Para interpelar sobre a medicalização, Whitaker (2015) busca evidências em estudos recentes feitos por alguns centros de pesquisa nos Estados Unidos. Neles fica claro que indivíduos com o diagnóstico de esquizofrenia ou depressão em tratamentos farmacológicos prolongados, apresentam uma taxa menor de recuperação em relação àqueles tratados com outras terapias (incluindo a psicanálise) ou que usaram os fármacos somente por um período curto (na crise). Se em um primeiro momento estes medicamentos causam melhora, no decorrer dos anos, criam pacientes mais vulneráveis a processos psicopatológicos crônicos devido a uma alteração na morfologia cerebral, reduzindo a capacidade natural de recuperação dos indivíduos frente aos episódios de crise ou angústia. Com o intuito terapêutico, a posteriori estas reações são tamponadas com o aporte de outros fármacos à longo termo, ou seja, riscos, custos e benefícios questionáveis. Evidentemente este modelo atual é amplamente discutido demostrando o paradoxo entre prescrições e cura repercutindo em uma crise interna na psiquiatria.


Mesmo com diversas contribuições e revisões teóricas de autores pós freudianos, o que parece ser consenso em praticamente todas as pesquisas recentes, neste destaque citado por Whitaker (2015), é que as “psicoterapias” (incluindo a psicanálise) representam uma estratégia fundamental para a recuperação de diversos parâmetros no plano de tratamento dos pacientes nos estudos. Contudo, especialmente no Brasil esta prática clínica, entendida como sinérgica, parece ainda demonstrar-se tímida, seja pelo custo seja pelo distanciamento entre saberes.


Por hora é importante citar que estes pacientes/sujeitos quando somente medicados simplesmente desaparecem da sociedade, passam muito tempo em casa, perdem o interesse nos estudos, recebem licença do trabalho, deixam de frequentar seus terapeutas, evitam falar dos seus sintomas nas relações pessoais e assim por diante.

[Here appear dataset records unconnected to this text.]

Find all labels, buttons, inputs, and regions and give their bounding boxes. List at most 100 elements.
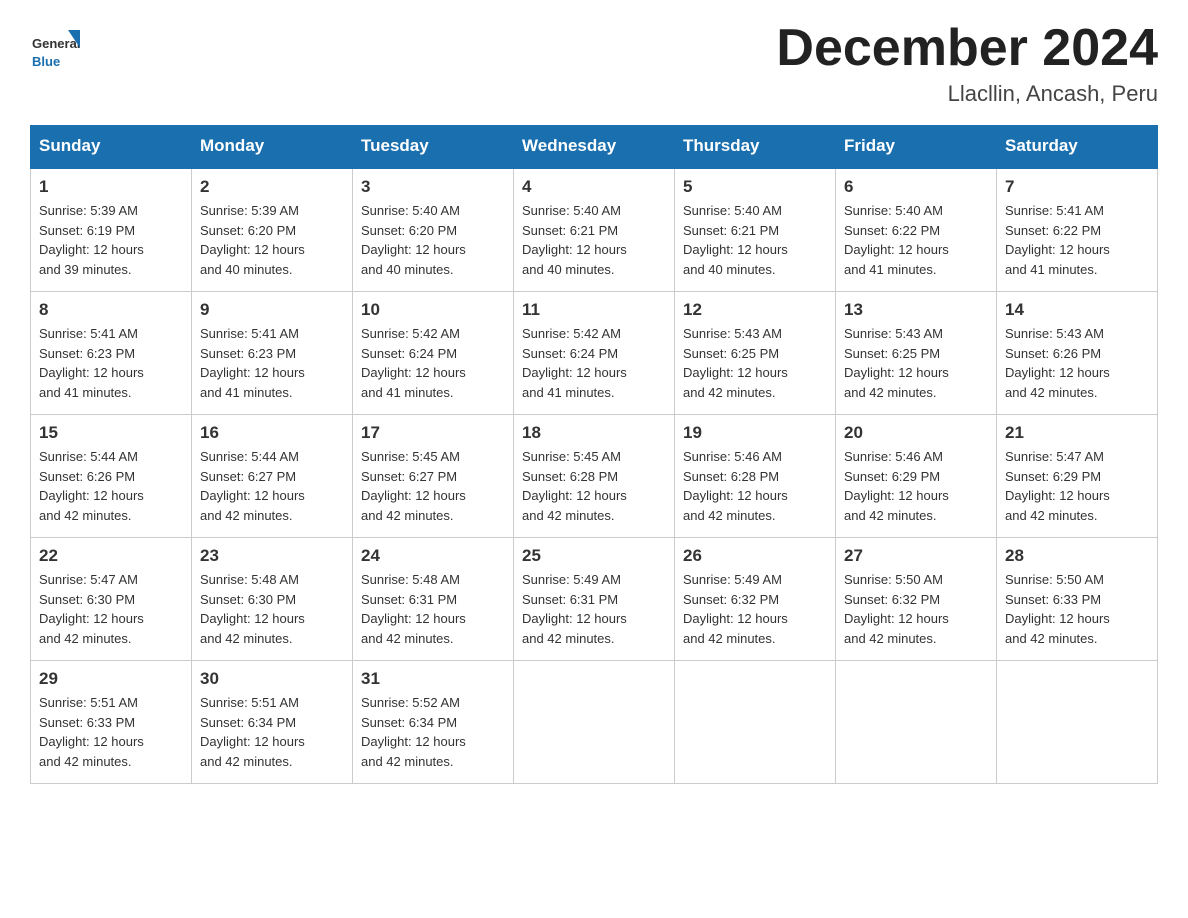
calendar-week-row: 15 Sunrise: 5:44 AM Sunset: 6:26 PM Dayl… [31, 415, 1158, 538]
calendar-cell [997, 661, 1158, 784]
sunrise-label: Sunrise: 5:42 AM [522, 326, 621, 341]
sunrise-label: Sunrise: 5:41 AM [200, 326, 299, 341]
daylight-label: Daylight: 12 hours [522, 488, 627, 503]
sun-info: Sunrise: 5:40 AM Sunset: 6:21 PM Dayligh… [683, 201, 827, 279]
daylight-minutes: and 42 minutes. [39, 631, 132, 646]
day-number: 30 [200, 669, 344, 689]
day-number: 3 [361, 177, 505, 197]
daylight-minutes: and 41 minutes. [522, 385, 615, 400]
sun-info: Sunrise: 5:46 AM Sunset: 6:28 PM Dayligh… [683, 447, 827, 525]
daylight-label: Daylight: 12 hours [361, 611, 466, 626]
sun-info: Sunrise: 5:43 AM Sunset: 6:26 PM Dayligh… [1005, 324, 1149, 402]
day-number: 27 [844, 546, 988, 566]
sun-info: Sunrise: 5:41 AM Sunset: 6:23 PM Dayligh… [39, 324, 183, 402]
day-number: 25 [522, 546, 666, 566]
sunset-label: Sunset: 6:28 PM [522, 469, 618, 484]
sunrise-label: Sunrise: 5:47 AM [39, 572, 138, 587]
calendar-cell: 29 Sunrise: 5:51 AM Sunset: 6:33 PM Dayl… [31, 661, 192, 784]
sunset-label: Sunset: 6:24 PM [361, 346, 457, 361]
sunset-label: Sunset: 6:34 PM [361, 715, 457, 730]
daylight-label: Daylight: 12 hours [683, 611, 788, 626]
sunrise-label: Sunrise: 5:44 AM [39, 449, 138, 464]
daylight-label: Daylight: 12 hours [39, 734, 144, 749]
calendar-cell: 4 Sunrise: 5:40 AM Sunset: 6:21 PM Dayli… [514, 168, 675, 292]
daylight-label: Daylight: 12 hours [844, 242, 949, 257]
page-header: General Blue December 2024 Llacllin, Anc… [30, 20, 1158, 107]
sunrise-label: Sunrise: 5:41 AM [1005, 203, 1104, 218]
sun-info: Sunrise: 5:42 AM Sunset: 6:24 PM Dayligh… [522, 324, 666, 402]
sun-info: Sunrise: 5:40 AM Sunset: 6:22 PM Dayligh… [844, 201, 988, 279]
sunrise-label: Sunrise: 5:46 AM [683, 449, 782, 464]
location-subtitle: Llacllin, Ancash, Peru [776, 81, 1158, 107]
day-number: 11 [522, 300, 666, 320]
header-monday: Monday [192, 126, 353, 168]
daylight-minutes: and 42 minutes. [683, 631, 776, 646]
calendar-cell: 13 Sunrise: 5:43 AM Sunset: 6:25 PM Dayl… [836, 292, 997, 415]
calendar-cell: 14 Sunrise: 5:43 AM Sunset: 6:26 PM Dayl… [997, 292, 1158, 415]
daylight-label: Daylight: 12 hours [200, 365, 305, 380]
sun-info: Sunrise: 5:41 AM Sunset: 6:23 PM Dayligh… [200, 324, 344, 402]
sunrise-label: Sunrise: 5:50 AM [1005, 572, 1104, 587]
daylight-minutes: and 41 minutes. [361, 385, 454, 400]
daylight-label: Daylight: 12 hours [361, 242, 466, 257]
daylight-label: Daylight: 12 hours [1005, 242, 1110, 257]
daylight-label: Daylight: 12 hours [39, 611, 144, 626]
sunset-label: Sunset: 6:31 PM [361, 592, 457, 607]
daylight-label: Daylight: 12 hours [200, 242, 305, 257]
header-thursday: Thursday [675, 126, 836, 168]
sunrise-label: Sunrise: 5:40 AM [361, 203, 460, 218]
daylight-minutes: and 40 minutes. [683, 262, 776, 277]
day-number: 1 [39, 177, 183, 197]
calendar-cell [514, 661, 675, 784]
header-friday: Friday [836, 126, 997, 168]
sunrise-label: Sunrise: 5:43 AM [844, 326, 943, 341]
daylight-minutes: and 42 minutes. [39, 508, 132, 523]
sunset-label: Sunset: 6:20 PM [361, 223, 457, 238]
sunset-label: Sunset: 6:24 PM [522, 346, 618, 361]
sun-info: Sunrise: 5:47 AM Sunset: 6:29 PM Dayligh… [1005, 447, 1149, 525]
sun-info: Sunrise: 5:44 AM Sunset: 6:27 PM Dayligh… [200, 447, 344, 525]
daylight-minutes: and 42 minutes. [200, 631, 293, 646]
calendar-cell: 5 Sunrise: 5:40 AM Sunset: 6:21 PM Dayli… [675, 168, 836, 292]
calendar-week-row: 1 Sunrise: 5:39 AM Sunset: 6:19 PM Dayli… [31, 168, 1158, 292]
logo: General Blue [30, 20, 89, 75]
sun-info: Sunrise: 5:49 AM Sunset: 6:31 PM Dayligh… [522, 570, 666, 648]
header-wednesday: Wednesday [514, 126, 675, 168]
day-number: 24 [361, 546, 505, 566]
sunrise-label: Sunrise: 5:44 AM [200, 449, 299, 464]
sun-info: Sunrise: 5:50 AM Sunset: 6:33 PM Dayligh… [1005, 570, 1149, 648]
sunrise-label: Sunrise: 5:45 AM [522, 449, 621, 464]
daylight-minutes: and 42 minutes. [844, 631, 937, 646]
day-number: 15 [39, 423, 183, 443]
sunset-label: Sunset: 6:26 PM [1005, 346, 1101, 361]
sunset-label: Sunset: 6:28 PM [683, 469, 779, 484]
calendar-cell: 11 Sunrise: 5:42 AM Sunset: 6:24 PM Dayl… [514, 292, 675, 415]
calendar-header-row: Sunday Monday Tuesday Wednesday Thursday… [31, 126, 1158, 168]
calendar-cell: 25 Sunrise: 5:49 AM Sunset: 6:31 PM Dayl… [514, 538, 675, 661]
header-sunday: Sunday [31, 126, 192, 168]
sunrise-label: Sunrise: 5:47 AM [1005, 449, 1104, 464]
daylight-minutes: and 42 minutes. [844, 508, 937, 523]
svg-text:Blue: Blue [32, 54, 60, 69]
sunset-label: Sunset: 6:25 PM [844, 346, 940, 361]
sun-info: Sunrise: 5:48 AM Sunset: 6:30 PM Dayligh… [200, 570, 344, 648]
daylight-minutes: and 41 minutes. [200, 385, 293, 400]
calendar-cell: 8 Sunrise: 5:41 AM Sunset: 6:23 PM Dayli… [31, 292, 192, 415]
day-number: 31 [361, 669, 505, 689]
daylight-label: Daylight: 12 hours [39, 242, 144, 257]
sunrise-label: Sunrise: 5:49 AM [522, 572, 621, 587]
sunset-label: Sunset: 6:29 PM [844, 469, 940, 484]
calendar-cell: 21 Sunrise: 5:47 AM Sunset: 6:29 PM Dayl… [997, 415, 1158, 538]
daylight-label: Daylight: 12 hours [683, 488, 788, 503]
day-number: 17 [361, 423, 505, 443]
daylight-minutes: and 42 minutes. [1005, 631, 1098, 646]
svg-text:General: General [32, 36, 80, 51]
calendar-cell: 20 Sunrise: 5:46 AM Sunset: 6:29 PM Dayl… [836, 415, 997, 538]
sun-info: Sunrise: 5:40 AM Sunset: 6:21 PM Dayligh… [522, 201, 666, 279]
daylight-minutes: and 42 minutes. [200, 508, 293, 523]
daylight-minutes: and 42 minutes. [522, 631, 615, 646]
sunset-label: Sunset: 6:19 PM [39, 223, 135, 238]
sunset-label: Sunset: 6:27 PM [200, 469, 296, 484]
sun-info: Sunrise: 5:45 AM Sunset: 6:28 PM Dayligh… [522, 447, 666, 525]
calendar-cell: 7 Sunrise: 5:41 AM Sunset: 6:22 PM Dayli… [997, 168, 1158, 292]
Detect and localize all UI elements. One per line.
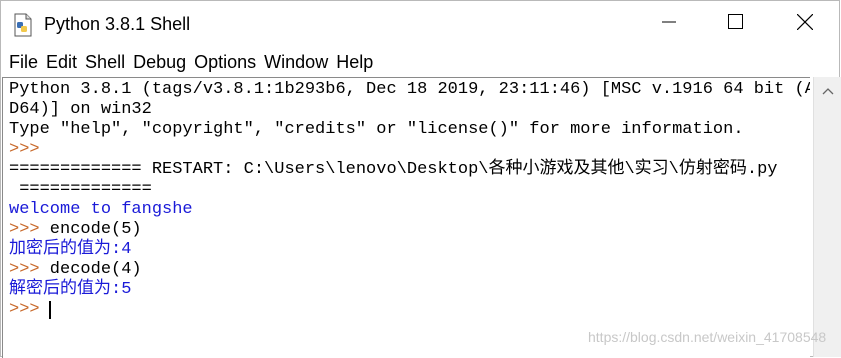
prompt: >>>: [9, 140, 40, 159]
menu-edit[interactable]: Edit: [44, 49, 83, 75]
menu-bar: File Edit Shell Debug Options Window Hel…: [1, 48, 839, 75]
title-bar[interactable]: Python 3.8.1 Shell: [1, 1, 839, 47]
banner-line: Type "help", "copyright", "credits" or "…: [9, 120, 744, 139]
python-shell-window: Python 3.8.1 Shell File Edit Shell Debug…: [0, 0, 841, 358]
command-text: encode(5): [39, 220, 142, 239]
menu-help[interactable]: Help: [334, 49, 379, 75]
maximize-button[interactable]: [712, 1, 758, 47]
text-cursor: [49, 301, 51, 319]
menu-file[interactable]: File: [1, 49, 44, 75]
command-line: >>> decode(4): [9, 260, 142, 280]
command-text: decode(4): [39, 260, 142, 279]
menu-debug[interactable]: Debug: [131, 49, 192, 75]
restart-line: =============: [9, 180, 152, 199]
window-title: Python 3.8.1 Shell: [44, 14, 191, 34]
banner-line: Python 3.8.1 (tags/v3.8.1:1b293b6, Dec 1…: [9, 80, 810, 99]
output-line: 解密后的值为:5: [9, 280, 132, 299]
python-idle-icon: [12, 13, 34, 37]
vertical-scrollbar[interactable]: [813, 77, 841, 357]
chevron-up-icon: [822, 82, 834, 100]
output-line: welcome to fangshe: [9, 200, 193, 219]
restart-line: ============= RESTART: C:\Users\lenovo\D…: [9, 160, 778, 179]
shell-text-area[interactable]: Python 3.8.1 (tags/v3.8.1:1b293b6, Dec 1…: [2, 77, 810, 358]
output-line: 加密后的值为:4: [9, 240, 132, 259]
watermark: https://blog.csdn.net/weixin_41708548: [588, 329, 827, 345]
close-icon: [796, 13, 814, 35]
minimize-icon: [662, 15, 676, 34]
close-button[interactable]: [782, 1, 828, 47]
prompt: >>>: [9, 300, 40, 319]
prompt: >>>: [9, 220, 40, 239]
command-line: >>> encode(5): [9, 220, 142, 240]
maximize-icon: [727, 14, 743, 34]
banner-line: D64)] on win32: [9, 100, 152, 119]
scroll-up-button[interactable]: [814, 77, 841, 105]
menu-shell[interactable]: Shell: [83, 49, 131, 75]
menu-window[interactable]: Window: [262, 49, 334, 75]
prompt: >>>: [9, 260, 40, 279]
minimize-button[interactable]: [646, 1, 692, 47]
menu-options[interactable]: Options: [192, 49, 262, 75]
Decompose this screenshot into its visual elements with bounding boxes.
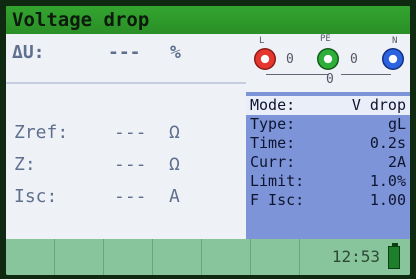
terminal-l-label: L (259, 36, 265, 46)
zref-label: Zref: (14, 122, 69, 143)
terminal-n-icon (382, 48, 404, 70)
z-row: Z: --- Ω (14, 154, 234, 180)
z-label: Z: (14, 154, 36, 175)
screen-title: Voltage drop (12, 9, 150, 31)
isc-row: Isc: --- A (14, 186, 234, 212)
delta-u-label: ΔU: (12, 42, 45, 63)
voltage-pe-n: 0 (350, 52, 358, 67)
battery-icon (388, 246, 400, 269)
isc-label: Isc: (14, 186, 58, 207)
param-current[interactable]: Curr: 2A (246, 153, 410, 172)
voltage-l-n: 0 (326, 72, 334, 87)
isc-unit: A (169, 186, 180, 207)
terminal-pe-icon (317, 48, 339, 70)
voltage-drop-result: ΔU: --- % (12, 42, 232, 70)
param-limit[interactable]: Limit: 1.0% (246, 172, 410, 191)
terminal-l-icon (254, 48, 276, 70)
terminal-n-label: N (392, 36, 398, 46)
line-l-n-icon (266, 74, 328, 75)
delta-u-unit: % (170, 42, 181, 63)
zref-value: --- (114, 122, 147, 143)
terminal-pe-label: PE (320, 34, 331, 44)
function-key-bar: 12:53 (6, 239, 410, 275)
voltage-l-pe: 0 (286, 52, 294, 67)
results-panel: ΔU: --- % Zref: --- Ω Z: --- Ω Isc: --- … (6, 34, 246, 239)
parameter-list: Mode: V drop Type: gL Time: 0.2s Curr: 2… (246, 96, 410, 210)
param-type[interactable]: Type: gL (246, 115, 410, 134)
isc-value: --- (114, 186, 147, 207)
zref-unit: Ω (169, 122, 180, 143)
clock: 12:53 (331, 247, 380, 266)
z-unit: Ω (169, 154, 180, 175)
delta-u-value: --- (108, 42, 141, 63)
soft-key-5[interactable] (202, 239, 251, 275)
divider (6, 82, 246, 84)
soft-key-6[interactable] (251, 239, 300, 275)
param-f-isc[interactable]: F Isc: 1.00 (246, 191, 410, 210)
instrument-screen: Voltage drop ΔU: --- % Zref: --- Ω Z: --… (6, 6, 410, 275)
soft-key-1[interactable] (6, 239, 55, 275)
param-mode[interactable]: Mode: V drop (246, 96, 410, 115)
soft-key-2[interactable] (55, 239, 104, 275)
settings-panel: L 0 PE 0 N 0 Mode: V drop Type: gL Time: (246, 34, 410, 239)
param-time[interactable]: Time: 0.2s (246, 134, 410, 153)
soft-key-4[interactable] (153, 239, 202, 275)
terminal-voltages: L 0 PE 0 N 0 (246, 34, 410, 92)
soft-key-3[interactable] (104, 239, 153, 275)
title-bar: Voltage drop (6, 6, 410, 34)
line-n-icon (341, 74, 391, 75)
zref-row: Zref: --- Ω (14, 122, 234, 148)
z-value: --- (114, 154, 147, 175)
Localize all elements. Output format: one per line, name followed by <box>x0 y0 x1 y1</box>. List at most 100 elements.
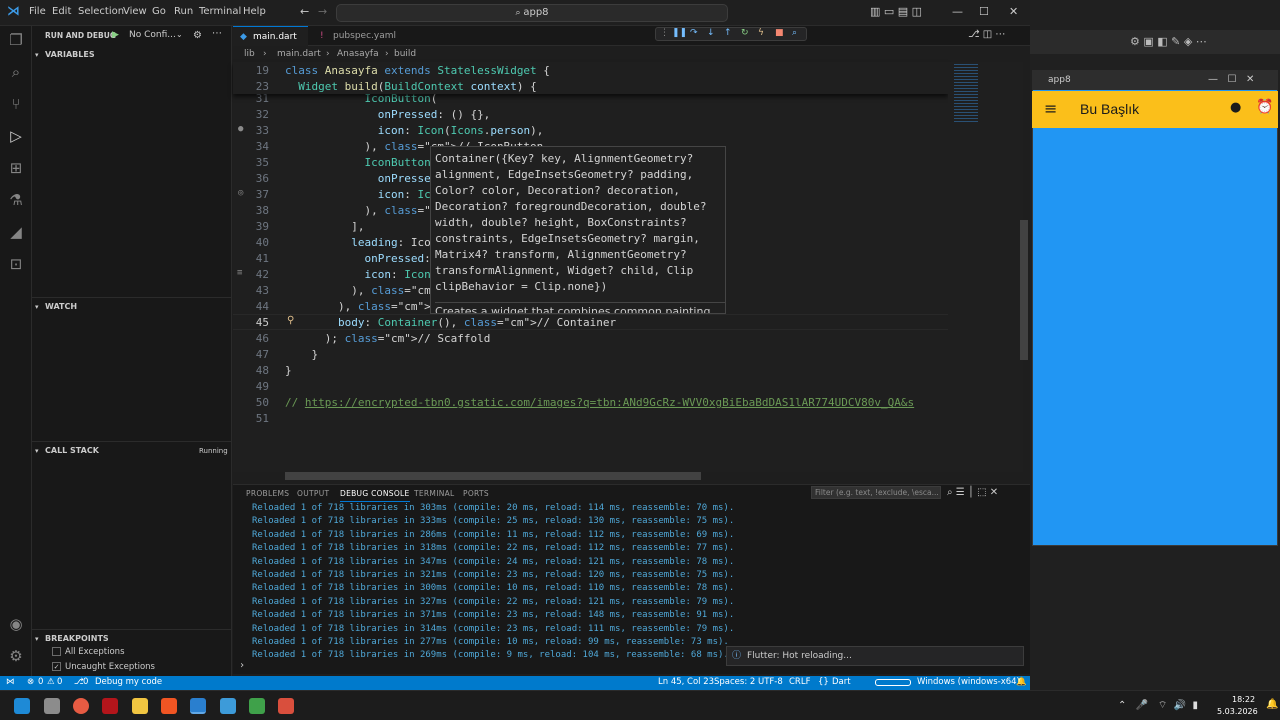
tab-debug-console[interactable]: DEBUG CONSOLE <box>340 489 410 502</box>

O momento atual é de fato um período importante para o reestabelecimento do diálogo da psicanálise com estas áreas específicas da produção de conhecimento, sejam elas farmacologia e psiquiatria. Fédida (1998) afirma em um artigo que os psicanalistas “não deveriam subestimar a amplitude do fenômeno de uma generalização crescente do uso dos psicotrópicos” sendo importante ampliarmos perspectivas propondo “mais fecundamente, hipóteses renovadas de pesquisa e reflexão”, pois, se a psicanálise era antes protegida pela psiquiatria, encontra-se hoje em risco real de contestação e obsolescência.



Bibliografia:


BALINT, M. O Médico, seu paciente e a doença. Rio de Janeiro: Ed. Atheneu, 1984.

CALDERONI, M. L. de M. As origens da cisão entre medicina e palavra. In: CALDERONI, D. Psicopatologia: vertentes, diálogos. Psicofamacologia, psiquiatria, psicanálise. São Paulo: Ed. Via Lettera, 2002.

FÉDIDA, P. A fala e o phármakon. Revista Latinoamericana de Psicopatologia Fundamental, 1(1):29-45, Março; 1998.

KAFKA, F. A Metamorfose. Trad. Syomara Cajado. São Paulo: Ed. Nova Época; 1948.

MAGALHÃES, M. C. R. Psicofarmacologia e psicanálise. Org. Maria Cristina Rios Magalhães. São Paulo: Ed. Escuta, 2001

WHITAKER, R. Anatomy of an Epidemic. New York: Ed. Broadway Books, 2015.